Albert Einstein letter to FDR may sell for $4 million

Albert Einstein. (Photo: AFP)
Albert Einstein. (Photo: AFP)
Summary

Paul Allen previously owned the letter the scientist wrote President Franklin D. Roosevelt to warn him about Germany’s nuclear research.

One of the most pivotal letters Albert Einstein ever wrote is up for sale.

In the summer of 1939, with war in Europe looming, several U.S. scientists entreated Einstein to warn President Franklin D. Roosevelt about recent advances in nuclear research that Germany might leverage to invent an atomic bomb. Einstein, a pacifist, set to work.

The renowned physicist holed up in a cabin on Long Island’s North Shore with a fellow scientist, Leo Szilard, who helped him write a letter beseeching Roosevelt to invest in atomic energy research before the Nazis could harness the same science to make “extremely powerful bombs." Roosevelt, equally spooked, responded by forming a committee that served as a precursor to the Manhattan Project—the scientific endeavor chronicled in last year’s hit film “Oppenheimer."

Today, Einstein’s original letter to Roosevelt is held at the president’s namesake library and museum in Hyde Park, N.Y. But the physicist also wrote and signed a second, slightly shorter version that Szilard held on to for safekeeping, and this version is now up for sale.

This September, Christie’s plans to ask at least $4 million for this two-page, typed letter, which is dated Aug. 2, 1939, and begins bluntly. “Sir: Recent work in nuclear physics made it probable that uranium may be turned into a new and important source of energy."

Szilard kept his version of Einstein’s letter for the rest of his life; his heirs later sold it off. In 2002, publisher and collector Malcolm S. Forbes caused a stir when he auctioned off the letter for $2.1 million—a sum that reset the record at the time for anything connected to Einstein or Roosevelt and the first 20th-century historical document to top $1 million.

The letter’s winning bidder was Microsoft co-founder Paul Allen, whose estate is reselling the document now. The sale follows the massive, $1.6 billion selloff of Allen’s art collection two years ago, a moment that’s come to symbolize the last market peak. Art values are more volatile today, but dealers say collectors tend to show up for pieces with historical ties to American icons. This letter, written by one and addressed to another, may offer a compelling twofer.

The letter isn’t likely to break the $13 million record set in 2021 for one of Einstein’s few surviving records detailing his theory of general relativity. But the record for any letter by Einstein is $2.8 million set in 2018 for a letter in which the physicist ruminates on God and religion.

Marc Porter, chairman of Christie’s Americas, said collectors like Allen trace a direct link from Einstein’s letter and the origins of the Manhattan Project to subsequent technological breakthroughs that fueled the space race and eventually the computer age—the arena where Allen made his own mark. Before he died in 2018, Allen displayed much of his computer collection at his now-shuttered Seattle museum, Living Computers: Museum + Labs. But the collector kept his Einstein letter private, Porter said.

“He undoubtedly knew it was one of the most important documents in the history of the 20th century, and that’s not the kind of thing you just hang in your office," Porter said. More likely, Porter said the collector kept the pages stored where they wouldn’t be damaged by sunlight.

William Harris, director of the Franklin D. Roosevelt Presidential Library and Museum, said the museum occasionally exhibits its own original letter, though it prefers to display a facsimile because Einstein signed it using a pencil, and curators don’t want anything to fade.
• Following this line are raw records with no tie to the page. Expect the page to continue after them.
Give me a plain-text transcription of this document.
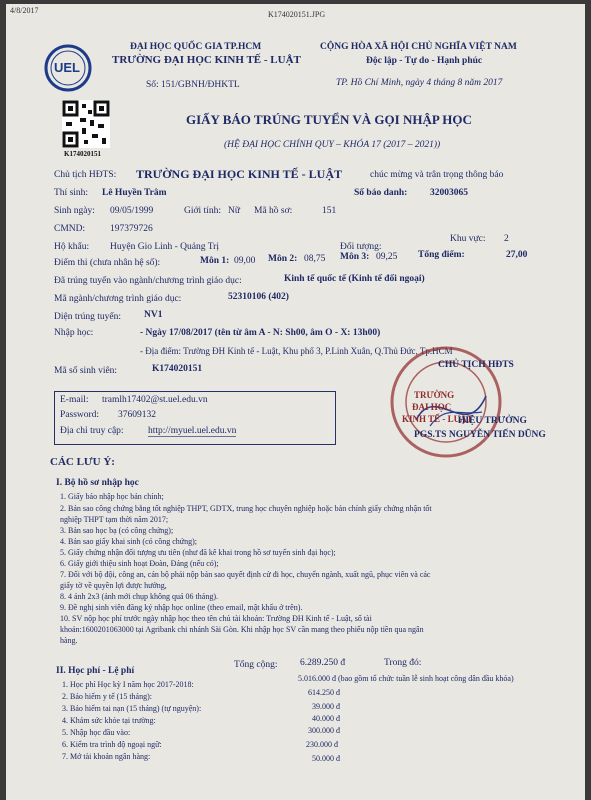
4/8/2017	K174020151.JPG
UEL
ĐẠI HỌC QUỐC GIA TP.HCM
TRƯỜNG ĐẠI HỌC KINH TẾ - LUẬT
Số: 151/GBNH/ĐHKTL
CỘNG HÒA XÃ HỘI CHỦ NGHĨA VIỆT NAM
Độc lập - Tự do - Hạnh phúc
TP. Hồ Chí Minh, ngày 4 tháng 8 năm 2017
K174020151
GIẤY BÁO TRÚNG TUYỂN VÀ GỌI NHẬP HỌC
(HỆ ĐẠI HỌC CHÍNH QUY – KHÓA 17 (2017 – 2021))
Chủ tịch HĐTS: TRƯỜNG ĐẠI HỌC KINH TẾ - LUẬT	chúc mừng và trân trọng thông báo
Thí sinh: Lê Huyền Trâm	Số báo danh: 32003065
Sinh ngày: 09/05/1999	Giới tính: Nữ Mã hồ sơ:	151
CMND:	197379726
Hộ khẩu: Huyện Gio Linh - Quảng Trị	Đối tượng:
Khu vực: 2
Điểm thi (chưa nhân hệ số):	Môn 1: 09,00 Môn 2: 08,75 Môn 3: 09,25 Tổng điểm:	27,00
Đã trúng tuyển vào ngành/chương trình giáo dục:	Kinh tế quốc tế (Kinh tế đối ngoại)
Mã ngành/chương trình giáo dục:	52310106 (402)
Diện trúng tuyển: NV1
Nhập học:	- Ngày 17/08/2017 (tên từ âm A - N: Sh00, âm O - X: 13h00)
- Địa điểm: Trường ĐH Kinh tế - Luật, Khu phố 3, P.Linh Xuân, Q.Thủ Đức, Tp.HCM
Mã số sinh viên:	K174020151
E-mail: tramlh17402@st.uel.edu.vn
Password: 37609132
Địa chỉ truy cập:	http://myuel.uel.edu.vn
TRƯỜNG
ĐẠI HỌC
KINH TẾ - LUẬT
CHỦ TỊCH HĐTS
HIỆU TRƯỞNG
PGS.TS NGUYỄN TIẾN DŨNG
CÁC LƯU Ý:
I. Bộ hồ sơ nhập học
1. Giấy báo nhập học bản chính;
2. Bản sao công chứng bằng tốt nghiệp THPT, GDTX, trung học chuyên nghiệp hoặc bản chính giấy chứng nhận tốt
nghiệp THPT tạm thời năm 2017;
3. Bản sao học bạ (có công chứng);
4. Bản sao giấy khai sinh (có công chứng);
5. Giấy chứng nhận đối tượng ưu tiên (như đã kê khai trong hồ sơ tuyển sinh đại học);
6. Giấy giới thiệu sinh hoạt Đoàn, Đảng (nếu có);
7. Đối với bộ đội, công an, cán bộ phải nộp bản sao quyết định cử đi học, chuyển ngành, xuất ngũ, phục viên và các
giấy tờ về quyền lợi được hưởng,
8. 4 ảnh 2x3 (ảnh mới chụp không quá 06 tháng).
9. Đề nghị sinh viên đăng ký nhập học online (theo email, mật khẩu ở trên).
10. SV nộp học phí trước ngày nhập học theo tên chủ tài khoản: Trường ĐH Kinh tế - Luật, số tài
khoản:1600201063000 tại Agribank chi nhánh Sài Gòn. Khi nhập học SV cần mang theo phiếu nộp tiền qua ngân
hàng.
II. Học phí - Lệ phí
Tổng cộng: 6.289.250 đ	Trong đó:
1. Học phí Học kỳ I năm học 2017-2018:
5.016.000 đ (bao gồm tổ chức tuần lễ sinh hoạt công dân đầu khóa)
2. Bảo hiểm y tế (15 tháng):	614.250 đ
3. Bảo hiểm tai nạn (15 tháng) (tự nguyện):	39.000 đ
4. Khám sức khỏe tại trường:	40.000 đ
5. Nhập học đầu vào:	300.000 đ
6. Kiểm tra trình độ ngoại ngữ:	230.000 đ
7. Mở tài khoản ngân hàng:	50.000 đ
Einstein was a “global superstar" by the time he wrote the president, Harris said, and the two men were already acquaintances. Five years earlier, Roosevelt even invited Einstein to stay overnight at the White House, where they dined, Harris said.

Harris said scientists smartly reasoned that if Einstein warned the president about the risks and rewards of atomic energy, Roosevelt would take it seriously—and he did. “Roosevelt wouldn’t have understood the science right away, but he would’ve trusted the sender," he said.
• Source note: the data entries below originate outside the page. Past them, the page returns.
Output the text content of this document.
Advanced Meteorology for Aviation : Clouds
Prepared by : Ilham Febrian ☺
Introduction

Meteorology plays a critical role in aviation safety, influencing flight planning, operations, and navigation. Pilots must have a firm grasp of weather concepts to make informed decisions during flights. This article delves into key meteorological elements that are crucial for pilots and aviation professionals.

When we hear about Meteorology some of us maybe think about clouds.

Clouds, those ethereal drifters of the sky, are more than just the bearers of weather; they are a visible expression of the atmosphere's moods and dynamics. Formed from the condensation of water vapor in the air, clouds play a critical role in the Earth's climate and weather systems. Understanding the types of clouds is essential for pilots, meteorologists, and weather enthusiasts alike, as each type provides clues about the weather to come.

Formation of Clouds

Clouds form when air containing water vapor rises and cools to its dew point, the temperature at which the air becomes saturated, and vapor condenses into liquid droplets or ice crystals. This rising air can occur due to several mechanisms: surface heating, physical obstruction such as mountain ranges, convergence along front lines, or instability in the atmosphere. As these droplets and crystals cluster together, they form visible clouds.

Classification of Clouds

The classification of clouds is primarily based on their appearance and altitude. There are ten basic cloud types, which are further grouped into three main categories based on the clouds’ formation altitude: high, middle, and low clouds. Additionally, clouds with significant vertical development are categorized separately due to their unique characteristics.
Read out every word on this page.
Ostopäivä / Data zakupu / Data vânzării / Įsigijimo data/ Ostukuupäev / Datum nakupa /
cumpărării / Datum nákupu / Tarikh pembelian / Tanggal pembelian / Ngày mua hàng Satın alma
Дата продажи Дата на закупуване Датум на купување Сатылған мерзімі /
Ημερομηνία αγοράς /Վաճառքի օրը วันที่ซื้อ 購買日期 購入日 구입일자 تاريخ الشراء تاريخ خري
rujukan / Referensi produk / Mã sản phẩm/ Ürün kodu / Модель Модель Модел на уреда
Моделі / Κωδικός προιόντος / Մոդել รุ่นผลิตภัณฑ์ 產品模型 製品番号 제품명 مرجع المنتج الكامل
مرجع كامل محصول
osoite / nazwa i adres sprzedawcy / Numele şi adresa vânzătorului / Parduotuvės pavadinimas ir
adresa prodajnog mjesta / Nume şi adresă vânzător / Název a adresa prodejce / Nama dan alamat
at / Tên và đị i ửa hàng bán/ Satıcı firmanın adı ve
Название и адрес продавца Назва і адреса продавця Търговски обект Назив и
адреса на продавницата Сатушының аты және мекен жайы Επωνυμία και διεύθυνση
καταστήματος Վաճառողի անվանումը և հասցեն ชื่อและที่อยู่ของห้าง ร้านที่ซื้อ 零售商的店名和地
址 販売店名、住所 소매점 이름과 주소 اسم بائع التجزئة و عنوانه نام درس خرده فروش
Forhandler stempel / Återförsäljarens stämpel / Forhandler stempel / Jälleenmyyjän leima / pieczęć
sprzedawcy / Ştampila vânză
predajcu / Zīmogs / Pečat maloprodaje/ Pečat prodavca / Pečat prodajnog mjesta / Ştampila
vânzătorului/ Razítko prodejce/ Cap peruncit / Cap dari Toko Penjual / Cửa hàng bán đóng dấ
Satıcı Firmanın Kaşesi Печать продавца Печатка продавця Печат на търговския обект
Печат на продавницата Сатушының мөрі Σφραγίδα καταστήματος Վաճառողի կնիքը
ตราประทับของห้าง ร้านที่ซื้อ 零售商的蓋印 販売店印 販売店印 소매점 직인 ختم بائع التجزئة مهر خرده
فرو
Christie’s plans to include its Einstein atomic-bomb letter in one of three sales comprising Allen’s collection of scientific and technological pieces. Other offerings in the coming series will include a 1971 computer from the first series ever used by Allen and his Microsoft co-founder Bill Gates; the computer from this PDP-10 series is estimated to sell for at least $30,000.

Also up for grabs: A Gemini spacesuit that once belonged to spacewalking astronaut Ed White is also estimated to sell for at least $80,000. The series will also include some space-themed art Allen collected over the years, including Chesley Bonestell’s 1952 planetary scene, “Saturn as Seen from Titan." It’s estimated to sell for at least $30,000.